Dr. A. Tamilarasi, Ms. A. Abarna, Mrs. K. Chitra, Mr. K. Nagendhiran, Ms. R. Aarthi

Dr. A. Tamilarasi, Ms. A. Abarna, Mrs. K. Chitra, Mr. K. Nagendhiran, Ms. R. Aarthi

Abstract

Text mining is one in every of the active and evergreen analysis areas, currently and ever. in depth usage of text and its wider pertinency are the solid reasons for the fascination with the text mining. although are many analysis areas in text mining, agglomeration is one in every of the crucial analysis areas. during this project economical algorithmic program to resolve the new downside strictly, this is often not considerably a lot of pricey than K-Means. The system establishes the association between our technique and K-Means to supply theoretical motivation of our technique. Experimental results show that our algorithmic program systematically reaches higher cut and in the mean time outperforms in agglomeration metrics than K-mean agglomeration ways.

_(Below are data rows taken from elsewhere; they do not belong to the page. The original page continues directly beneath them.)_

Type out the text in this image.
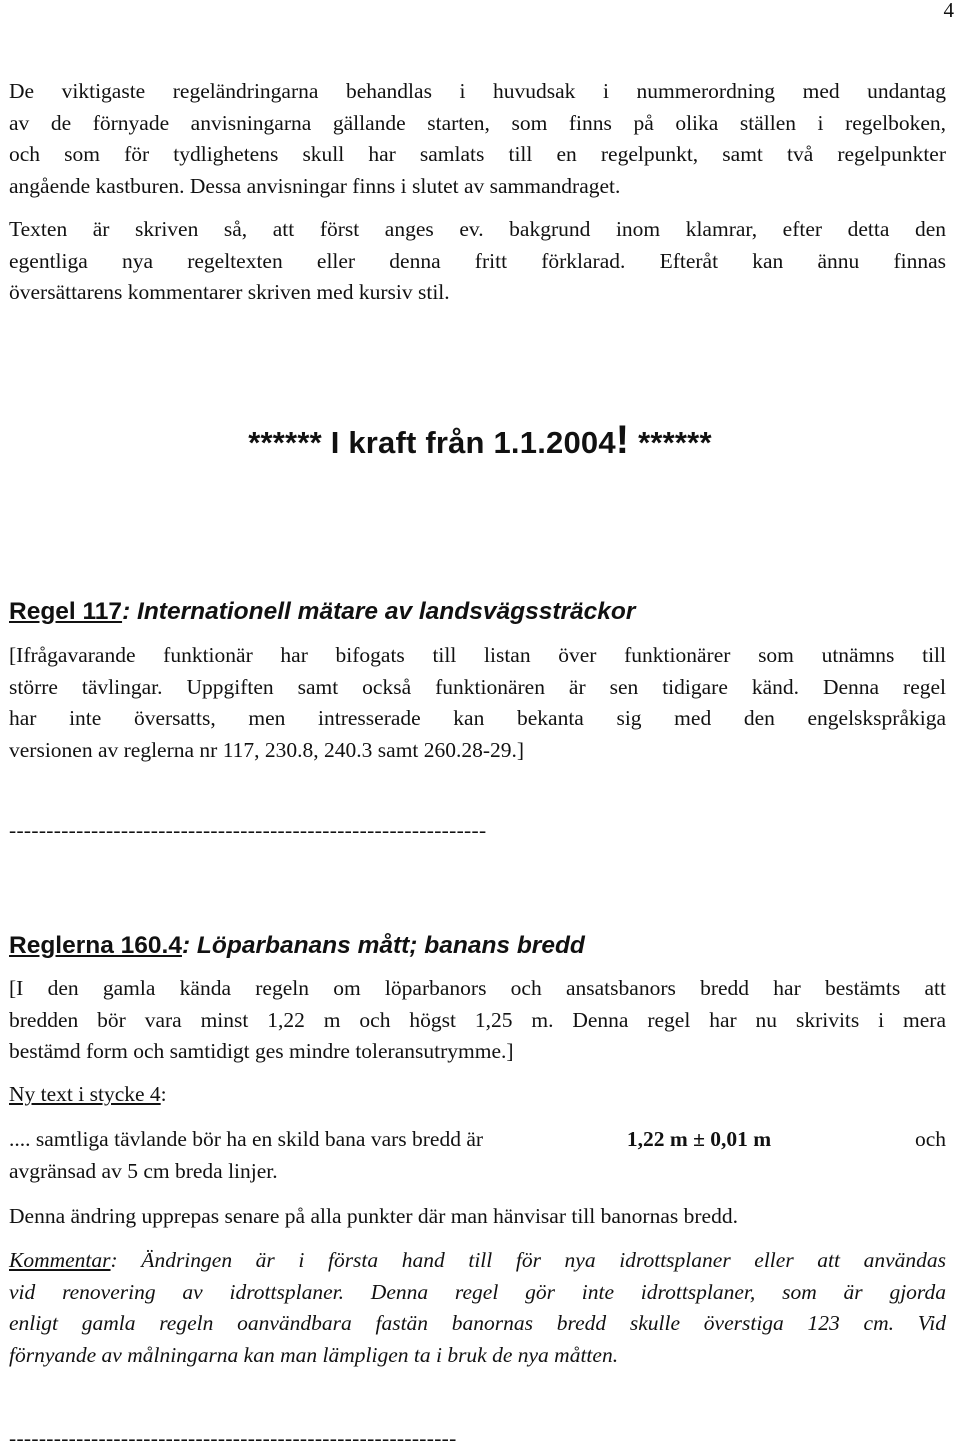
4

De viktigaste regeländringarna behandlas i huvudsak i nummerordning med undantag
av de förnyade anvisningarna gällande starten, som finns på olika ställen i regelboken,
och som för tydlighetens skull har samlats till en regelpunkt, samt två regelpunkter
angående kastburen. Dessa anvisningar finns i slutet av sammandraget.

Texten är skriven så, att först anges ev. bakgrund inom klamrar, efter detta den
egentliga nya regeltexten eller denna fritt förklarad. Efteråt kan ännu finnas
översättarens kommentarer skriven med kursiv stil.

****** I kraft från 1.1.2004! ******
Regel 117: Internationell mätare av landsvägssträckor

[Ifrågavarande funktionär har bifogats till listan över funktionärer som utnämns till
större tävlingar. Uppgiften samt också funktionären är sen tidigare känd. Denna regel
har inte översatts, men intresserade kan bekanta sig med den engelskspråkiga
versionen av reglerna nr 117, 230.8, 240.3 samt 260.28-29.]

----------------------------------------------------------------
Reglerna 160.4: Löparbanans mått; banans bredd

[I den gamla kända regeln om löparbanors och ansatsbanors bredd har bestämts att
bredden bör vara minst 1,22 m och högst 1,25 m. Denna regel har nu skrivits i mera
bestämd form och samtidigt ges mindre toleransutrymme.]

Ny text i stycke 4:

.... samtliga tävlande bör ha en skild bana vars bredd är	1,22 m ± 0,01 m	och
avgränsad av 5 cm breda linjer.

Denna ändring upprepas senare på alla punkter där man hänvisar till banornas bredd.

Kommentar: Ändringen är i första hand till för nya idrottsplaner eller att användas
vid renovering av idrottsplaner. Denna regel gör inte idrottsplaner, som är gjorda
enligt gamla regeln oanvändbara fastän banornas bredd skulle överstiga 123 cm. Vid
förnyande av målningarna kan man lämpligen ta i bruk de nya måtten.

------------------------------------------------------------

during this project work, comparison of 3 varieties of the agglomeration and realize value operate and loss operate and calculate them. Error rate of the agglomeration ways and the way to calculate the error share perpetually be one on the necessary issue for evaluating the agglomeration ways, thus this project introduce a technique to calculate the error rate of agglomeration ways. agglomeration algorithms are often divided into many classes as well as partitioning agglomeration algorithms, hierarchal algorithms and density primarily based algorithms.

In addition to match agglomeration algorithms by quantifiability, Ability to figure with completely different attribute, Clusters fashioned by typical, Having smallest data of the pc to acknowledge the input parameters, categories for addressing noise and further deposition that very same error rate for agglomeration a brand new information, Thus, there's no impact on the input file, completely different dimensions of high levels, K-means is one in every of the only approach to agglomeration that agglomeration is associate degree unsupervised downside. The planned LOA with calculation of (CALOA) dead on 2 datasets dataset1 - medical dataset and dataset2 - E-commerce dataset pictured within the table that are obtainable on on-line UCI repository. numerous parameters that are evaluated over dataset are accuracy, TP rate, FP rate, exactitude and Recall.